Struggling with this dark revelation, peering over a fiercely-vibrating (sure to break off) starboard wing, something emerged from the colossal vegetable patch below, telling me we were over New Jersey. It was a group of round holding tanks huddled together alongside a gray string of a highway, oil refineries committing their ecological carnage beneath a self-imposed noxious yellow atmosphere. A yellow gloom-cloud of toxic air had spread for miles. I'd seen this mess before from the ground when my father and I drove through it (holding our breaths the best we could) on the only over-night trip we'd ever taken together.

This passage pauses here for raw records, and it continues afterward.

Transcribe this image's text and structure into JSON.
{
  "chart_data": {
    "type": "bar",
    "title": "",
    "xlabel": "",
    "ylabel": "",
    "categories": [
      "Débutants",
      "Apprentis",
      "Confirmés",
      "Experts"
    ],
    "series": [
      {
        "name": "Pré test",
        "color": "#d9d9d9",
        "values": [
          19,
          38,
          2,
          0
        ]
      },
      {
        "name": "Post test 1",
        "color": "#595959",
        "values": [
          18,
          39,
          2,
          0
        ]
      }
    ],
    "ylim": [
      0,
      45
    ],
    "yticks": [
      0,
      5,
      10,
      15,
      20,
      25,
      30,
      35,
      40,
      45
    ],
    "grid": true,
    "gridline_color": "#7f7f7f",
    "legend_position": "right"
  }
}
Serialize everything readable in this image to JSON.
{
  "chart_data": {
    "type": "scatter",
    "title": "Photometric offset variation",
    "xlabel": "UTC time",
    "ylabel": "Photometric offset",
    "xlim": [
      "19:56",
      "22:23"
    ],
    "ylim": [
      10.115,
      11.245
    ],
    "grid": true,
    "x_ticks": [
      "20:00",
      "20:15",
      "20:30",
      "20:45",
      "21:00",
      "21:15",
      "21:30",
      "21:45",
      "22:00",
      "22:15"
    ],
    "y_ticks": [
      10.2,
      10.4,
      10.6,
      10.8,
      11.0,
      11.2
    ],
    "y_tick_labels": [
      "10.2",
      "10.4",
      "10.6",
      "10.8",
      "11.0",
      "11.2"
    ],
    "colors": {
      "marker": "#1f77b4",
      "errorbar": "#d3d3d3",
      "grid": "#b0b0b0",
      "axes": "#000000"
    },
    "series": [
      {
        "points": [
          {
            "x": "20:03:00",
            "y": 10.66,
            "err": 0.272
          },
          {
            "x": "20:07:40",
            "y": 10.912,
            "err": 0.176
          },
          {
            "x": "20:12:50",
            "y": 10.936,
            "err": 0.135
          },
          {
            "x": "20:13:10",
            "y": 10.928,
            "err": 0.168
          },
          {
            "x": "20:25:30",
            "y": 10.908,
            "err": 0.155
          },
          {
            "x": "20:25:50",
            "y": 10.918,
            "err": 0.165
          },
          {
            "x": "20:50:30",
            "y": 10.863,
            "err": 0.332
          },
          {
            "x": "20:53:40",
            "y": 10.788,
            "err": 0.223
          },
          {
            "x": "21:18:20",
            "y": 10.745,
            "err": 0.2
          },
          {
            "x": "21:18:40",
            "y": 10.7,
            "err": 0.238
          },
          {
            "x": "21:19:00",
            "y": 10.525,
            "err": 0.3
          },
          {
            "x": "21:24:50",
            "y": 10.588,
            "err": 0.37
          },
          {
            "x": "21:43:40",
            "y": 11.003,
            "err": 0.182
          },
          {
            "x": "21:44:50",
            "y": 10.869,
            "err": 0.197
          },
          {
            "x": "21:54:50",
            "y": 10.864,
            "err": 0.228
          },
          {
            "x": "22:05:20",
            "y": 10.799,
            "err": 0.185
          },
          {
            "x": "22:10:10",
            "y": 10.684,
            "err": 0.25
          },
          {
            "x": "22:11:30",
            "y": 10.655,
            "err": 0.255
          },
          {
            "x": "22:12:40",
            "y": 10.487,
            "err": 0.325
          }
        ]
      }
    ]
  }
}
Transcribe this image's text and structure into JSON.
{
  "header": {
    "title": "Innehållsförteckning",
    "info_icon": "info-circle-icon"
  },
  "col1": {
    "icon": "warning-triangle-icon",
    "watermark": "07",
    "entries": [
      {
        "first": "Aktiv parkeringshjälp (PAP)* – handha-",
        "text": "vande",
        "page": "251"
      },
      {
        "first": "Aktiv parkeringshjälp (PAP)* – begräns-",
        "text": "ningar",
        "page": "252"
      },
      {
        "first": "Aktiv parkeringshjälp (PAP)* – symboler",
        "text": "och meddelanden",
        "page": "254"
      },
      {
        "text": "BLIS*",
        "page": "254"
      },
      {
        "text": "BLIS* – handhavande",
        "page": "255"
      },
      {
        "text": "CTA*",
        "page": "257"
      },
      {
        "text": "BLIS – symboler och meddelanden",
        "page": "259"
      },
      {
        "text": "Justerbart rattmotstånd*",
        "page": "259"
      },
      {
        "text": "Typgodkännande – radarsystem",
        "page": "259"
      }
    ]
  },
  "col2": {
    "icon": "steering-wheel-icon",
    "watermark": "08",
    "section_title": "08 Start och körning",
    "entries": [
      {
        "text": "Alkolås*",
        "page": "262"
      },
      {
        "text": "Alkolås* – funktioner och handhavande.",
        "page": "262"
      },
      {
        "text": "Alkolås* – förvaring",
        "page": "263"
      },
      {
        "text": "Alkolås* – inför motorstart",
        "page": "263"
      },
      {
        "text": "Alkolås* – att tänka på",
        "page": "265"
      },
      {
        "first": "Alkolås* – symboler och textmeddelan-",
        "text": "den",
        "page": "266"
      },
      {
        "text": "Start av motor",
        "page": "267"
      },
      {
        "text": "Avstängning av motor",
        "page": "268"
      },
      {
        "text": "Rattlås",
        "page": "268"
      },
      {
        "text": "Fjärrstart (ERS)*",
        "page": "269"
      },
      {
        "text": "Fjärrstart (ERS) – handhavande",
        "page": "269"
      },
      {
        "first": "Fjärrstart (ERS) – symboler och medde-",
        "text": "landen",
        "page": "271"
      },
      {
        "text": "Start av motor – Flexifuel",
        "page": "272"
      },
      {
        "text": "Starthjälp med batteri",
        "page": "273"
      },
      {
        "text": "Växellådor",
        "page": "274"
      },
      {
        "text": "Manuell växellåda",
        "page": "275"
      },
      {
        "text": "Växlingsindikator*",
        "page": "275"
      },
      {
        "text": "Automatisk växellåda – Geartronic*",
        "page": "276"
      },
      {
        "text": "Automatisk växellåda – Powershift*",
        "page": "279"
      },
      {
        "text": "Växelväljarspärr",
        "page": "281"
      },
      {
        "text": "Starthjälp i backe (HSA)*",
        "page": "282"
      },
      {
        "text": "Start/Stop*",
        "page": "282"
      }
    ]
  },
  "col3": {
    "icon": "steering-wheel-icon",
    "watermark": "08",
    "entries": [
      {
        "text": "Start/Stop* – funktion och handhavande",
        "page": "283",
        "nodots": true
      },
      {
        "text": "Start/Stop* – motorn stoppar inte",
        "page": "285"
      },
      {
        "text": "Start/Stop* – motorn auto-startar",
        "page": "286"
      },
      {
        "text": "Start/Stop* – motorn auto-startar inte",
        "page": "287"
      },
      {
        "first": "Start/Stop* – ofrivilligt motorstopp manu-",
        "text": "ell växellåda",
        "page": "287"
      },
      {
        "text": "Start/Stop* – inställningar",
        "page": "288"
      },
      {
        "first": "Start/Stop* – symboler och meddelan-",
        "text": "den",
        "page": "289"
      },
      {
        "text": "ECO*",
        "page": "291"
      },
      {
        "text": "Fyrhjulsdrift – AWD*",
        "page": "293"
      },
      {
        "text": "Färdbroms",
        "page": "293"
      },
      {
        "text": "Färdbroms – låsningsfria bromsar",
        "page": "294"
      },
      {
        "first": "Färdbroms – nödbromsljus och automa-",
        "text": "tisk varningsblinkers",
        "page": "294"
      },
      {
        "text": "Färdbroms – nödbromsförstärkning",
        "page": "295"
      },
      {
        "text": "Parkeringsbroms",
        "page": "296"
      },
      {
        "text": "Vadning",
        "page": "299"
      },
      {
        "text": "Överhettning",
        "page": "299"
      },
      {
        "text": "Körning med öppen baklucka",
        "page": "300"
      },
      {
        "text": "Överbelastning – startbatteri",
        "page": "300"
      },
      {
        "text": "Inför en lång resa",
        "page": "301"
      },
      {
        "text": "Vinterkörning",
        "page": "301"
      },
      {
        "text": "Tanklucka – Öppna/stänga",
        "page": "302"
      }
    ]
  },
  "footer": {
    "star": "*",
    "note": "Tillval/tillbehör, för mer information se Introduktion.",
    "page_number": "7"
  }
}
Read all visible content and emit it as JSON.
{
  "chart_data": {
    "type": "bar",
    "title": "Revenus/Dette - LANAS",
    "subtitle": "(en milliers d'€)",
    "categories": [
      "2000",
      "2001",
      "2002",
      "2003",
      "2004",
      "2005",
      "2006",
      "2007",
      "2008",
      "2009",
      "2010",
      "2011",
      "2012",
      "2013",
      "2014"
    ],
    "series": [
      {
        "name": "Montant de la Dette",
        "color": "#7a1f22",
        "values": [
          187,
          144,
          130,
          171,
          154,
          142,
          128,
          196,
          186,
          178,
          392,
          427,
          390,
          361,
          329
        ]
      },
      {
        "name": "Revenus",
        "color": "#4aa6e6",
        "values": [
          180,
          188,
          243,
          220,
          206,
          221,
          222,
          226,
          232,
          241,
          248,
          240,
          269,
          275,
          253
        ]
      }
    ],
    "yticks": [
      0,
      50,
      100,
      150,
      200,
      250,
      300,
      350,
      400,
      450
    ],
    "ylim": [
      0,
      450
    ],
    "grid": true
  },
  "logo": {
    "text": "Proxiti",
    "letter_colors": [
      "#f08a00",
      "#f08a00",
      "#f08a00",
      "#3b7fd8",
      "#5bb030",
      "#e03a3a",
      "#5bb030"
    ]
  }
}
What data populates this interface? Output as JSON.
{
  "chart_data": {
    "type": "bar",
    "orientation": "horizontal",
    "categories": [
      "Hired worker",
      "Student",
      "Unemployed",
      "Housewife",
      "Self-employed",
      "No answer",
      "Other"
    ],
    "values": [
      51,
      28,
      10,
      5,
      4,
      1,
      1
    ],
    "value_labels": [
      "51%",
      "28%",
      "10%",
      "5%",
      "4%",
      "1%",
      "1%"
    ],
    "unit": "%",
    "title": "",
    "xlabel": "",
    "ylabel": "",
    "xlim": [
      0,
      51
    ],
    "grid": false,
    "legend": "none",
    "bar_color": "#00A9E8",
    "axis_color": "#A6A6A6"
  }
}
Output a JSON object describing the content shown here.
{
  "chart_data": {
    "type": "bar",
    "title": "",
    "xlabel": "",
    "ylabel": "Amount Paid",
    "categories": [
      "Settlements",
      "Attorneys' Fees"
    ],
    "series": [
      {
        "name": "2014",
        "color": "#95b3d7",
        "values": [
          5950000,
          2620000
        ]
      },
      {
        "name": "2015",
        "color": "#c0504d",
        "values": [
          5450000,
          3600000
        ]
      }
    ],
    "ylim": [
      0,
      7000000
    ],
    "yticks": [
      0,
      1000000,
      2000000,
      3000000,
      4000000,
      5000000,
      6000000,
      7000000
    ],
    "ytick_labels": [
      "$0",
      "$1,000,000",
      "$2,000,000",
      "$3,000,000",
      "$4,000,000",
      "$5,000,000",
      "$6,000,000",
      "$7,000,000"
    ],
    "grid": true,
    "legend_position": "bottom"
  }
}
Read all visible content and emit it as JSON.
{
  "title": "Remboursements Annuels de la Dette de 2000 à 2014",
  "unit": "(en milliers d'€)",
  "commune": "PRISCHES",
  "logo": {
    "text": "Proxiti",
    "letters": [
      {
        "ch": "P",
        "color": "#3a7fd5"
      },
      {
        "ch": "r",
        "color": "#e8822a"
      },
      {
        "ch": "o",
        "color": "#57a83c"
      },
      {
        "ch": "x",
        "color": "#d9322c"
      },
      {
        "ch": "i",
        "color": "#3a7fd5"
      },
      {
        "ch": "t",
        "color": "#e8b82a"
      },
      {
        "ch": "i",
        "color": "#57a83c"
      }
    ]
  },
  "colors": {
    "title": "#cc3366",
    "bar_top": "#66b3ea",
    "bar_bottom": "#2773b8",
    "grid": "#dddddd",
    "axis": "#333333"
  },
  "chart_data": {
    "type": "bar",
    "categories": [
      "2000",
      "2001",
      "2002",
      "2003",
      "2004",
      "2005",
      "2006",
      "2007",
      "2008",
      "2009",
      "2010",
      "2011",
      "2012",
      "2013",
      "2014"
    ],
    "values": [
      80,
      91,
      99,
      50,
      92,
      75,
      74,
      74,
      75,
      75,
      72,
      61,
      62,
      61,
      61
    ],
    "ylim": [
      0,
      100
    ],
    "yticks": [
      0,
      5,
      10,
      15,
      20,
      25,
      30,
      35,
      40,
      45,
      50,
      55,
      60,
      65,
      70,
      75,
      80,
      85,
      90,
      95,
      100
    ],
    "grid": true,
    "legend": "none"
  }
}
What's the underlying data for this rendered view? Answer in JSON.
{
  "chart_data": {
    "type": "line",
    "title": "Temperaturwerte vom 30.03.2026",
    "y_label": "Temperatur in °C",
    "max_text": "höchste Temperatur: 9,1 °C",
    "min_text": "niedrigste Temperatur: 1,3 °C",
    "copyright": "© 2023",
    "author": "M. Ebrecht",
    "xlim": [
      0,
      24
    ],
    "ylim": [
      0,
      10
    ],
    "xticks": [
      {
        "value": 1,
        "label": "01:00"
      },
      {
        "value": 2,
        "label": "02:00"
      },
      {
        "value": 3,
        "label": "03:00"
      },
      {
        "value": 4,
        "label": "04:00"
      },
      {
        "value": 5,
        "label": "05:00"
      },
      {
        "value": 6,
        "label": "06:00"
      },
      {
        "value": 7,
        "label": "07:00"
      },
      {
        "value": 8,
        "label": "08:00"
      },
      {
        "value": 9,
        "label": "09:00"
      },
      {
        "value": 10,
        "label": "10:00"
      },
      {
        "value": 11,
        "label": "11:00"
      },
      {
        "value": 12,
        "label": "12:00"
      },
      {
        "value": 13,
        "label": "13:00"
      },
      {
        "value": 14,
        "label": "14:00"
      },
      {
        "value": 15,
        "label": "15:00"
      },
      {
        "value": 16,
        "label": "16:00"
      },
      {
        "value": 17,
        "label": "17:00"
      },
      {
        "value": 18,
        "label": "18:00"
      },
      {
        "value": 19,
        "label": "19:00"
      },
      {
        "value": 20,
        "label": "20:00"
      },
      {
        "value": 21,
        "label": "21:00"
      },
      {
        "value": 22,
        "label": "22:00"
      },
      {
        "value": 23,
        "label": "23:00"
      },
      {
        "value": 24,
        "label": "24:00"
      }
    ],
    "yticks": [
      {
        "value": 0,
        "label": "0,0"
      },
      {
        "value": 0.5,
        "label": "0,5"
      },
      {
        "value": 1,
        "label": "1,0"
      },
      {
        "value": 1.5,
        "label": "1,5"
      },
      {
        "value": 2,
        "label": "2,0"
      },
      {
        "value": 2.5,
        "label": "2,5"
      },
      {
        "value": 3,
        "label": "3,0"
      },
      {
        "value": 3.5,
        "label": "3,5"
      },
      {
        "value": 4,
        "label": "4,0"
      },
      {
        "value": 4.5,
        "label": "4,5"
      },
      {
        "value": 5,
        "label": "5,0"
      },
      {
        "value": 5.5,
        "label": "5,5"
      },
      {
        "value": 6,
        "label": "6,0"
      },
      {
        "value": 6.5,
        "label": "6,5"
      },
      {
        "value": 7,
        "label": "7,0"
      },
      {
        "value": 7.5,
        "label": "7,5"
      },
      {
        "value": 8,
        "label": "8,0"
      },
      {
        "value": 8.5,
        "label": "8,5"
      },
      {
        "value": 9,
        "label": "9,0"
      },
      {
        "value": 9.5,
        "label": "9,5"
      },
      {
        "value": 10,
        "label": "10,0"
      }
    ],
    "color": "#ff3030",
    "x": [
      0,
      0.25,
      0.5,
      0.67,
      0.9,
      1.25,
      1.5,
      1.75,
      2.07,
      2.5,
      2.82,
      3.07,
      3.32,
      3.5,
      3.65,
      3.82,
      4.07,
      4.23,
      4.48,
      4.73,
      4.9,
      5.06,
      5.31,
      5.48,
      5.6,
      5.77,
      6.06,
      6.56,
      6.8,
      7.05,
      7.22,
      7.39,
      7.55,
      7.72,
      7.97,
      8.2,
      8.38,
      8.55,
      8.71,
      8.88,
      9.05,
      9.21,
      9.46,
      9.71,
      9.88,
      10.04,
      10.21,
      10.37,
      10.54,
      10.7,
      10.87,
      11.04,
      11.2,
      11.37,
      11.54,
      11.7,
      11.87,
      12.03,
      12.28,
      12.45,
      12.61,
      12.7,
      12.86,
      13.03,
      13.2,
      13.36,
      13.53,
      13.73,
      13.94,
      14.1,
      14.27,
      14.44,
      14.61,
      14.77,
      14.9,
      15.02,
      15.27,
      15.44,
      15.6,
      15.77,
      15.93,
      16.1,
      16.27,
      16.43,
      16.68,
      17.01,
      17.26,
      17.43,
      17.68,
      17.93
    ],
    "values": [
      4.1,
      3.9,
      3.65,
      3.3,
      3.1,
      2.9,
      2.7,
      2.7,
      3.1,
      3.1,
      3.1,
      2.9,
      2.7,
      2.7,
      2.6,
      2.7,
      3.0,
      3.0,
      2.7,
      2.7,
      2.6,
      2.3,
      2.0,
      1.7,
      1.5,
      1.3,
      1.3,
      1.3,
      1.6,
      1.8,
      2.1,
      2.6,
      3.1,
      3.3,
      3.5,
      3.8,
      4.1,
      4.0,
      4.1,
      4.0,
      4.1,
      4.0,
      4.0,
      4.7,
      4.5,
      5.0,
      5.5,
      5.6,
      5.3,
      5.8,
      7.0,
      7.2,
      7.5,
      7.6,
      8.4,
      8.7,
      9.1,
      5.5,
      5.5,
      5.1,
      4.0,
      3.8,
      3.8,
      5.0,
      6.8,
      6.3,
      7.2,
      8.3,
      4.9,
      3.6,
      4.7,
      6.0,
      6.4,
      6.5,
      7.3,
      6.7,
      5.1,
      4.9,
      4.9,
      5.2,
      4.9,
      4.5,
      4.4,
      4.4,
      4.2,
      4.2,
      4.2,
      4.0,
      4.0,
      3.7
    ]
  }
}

It was early in the spring, three years before, when I was sixteen. Somehow I'd convinced Dad that a fishing trip together might be kind of neat. The news had reported that due to a stalled cold front, the spring migration of striped bass was holed up off Seaside Heights New Jersey. Local surf fishermen were making phenomenal catches. I'd worked and worked on Dad until finally, to my amazement, he actually agreed to go. That's when we drove through that poisonous fog. I remember how shocked I was to see obscure little homes scattered here and there, engulfed in this environmental holocaust. To think that any living thing, human or not, could survive in that contaminated air was brain-boggling. Looking down at it from the air, I wondered once again what the cancer rate must be for the poor souls destined to live there. I couldn't imagine how big business got away with such immorality. But then it all became crystal clear when I brought my eyes back inside the plane and looked at the very uniform I was wearing. I shook my head pensively and let out a long, troubled sigh.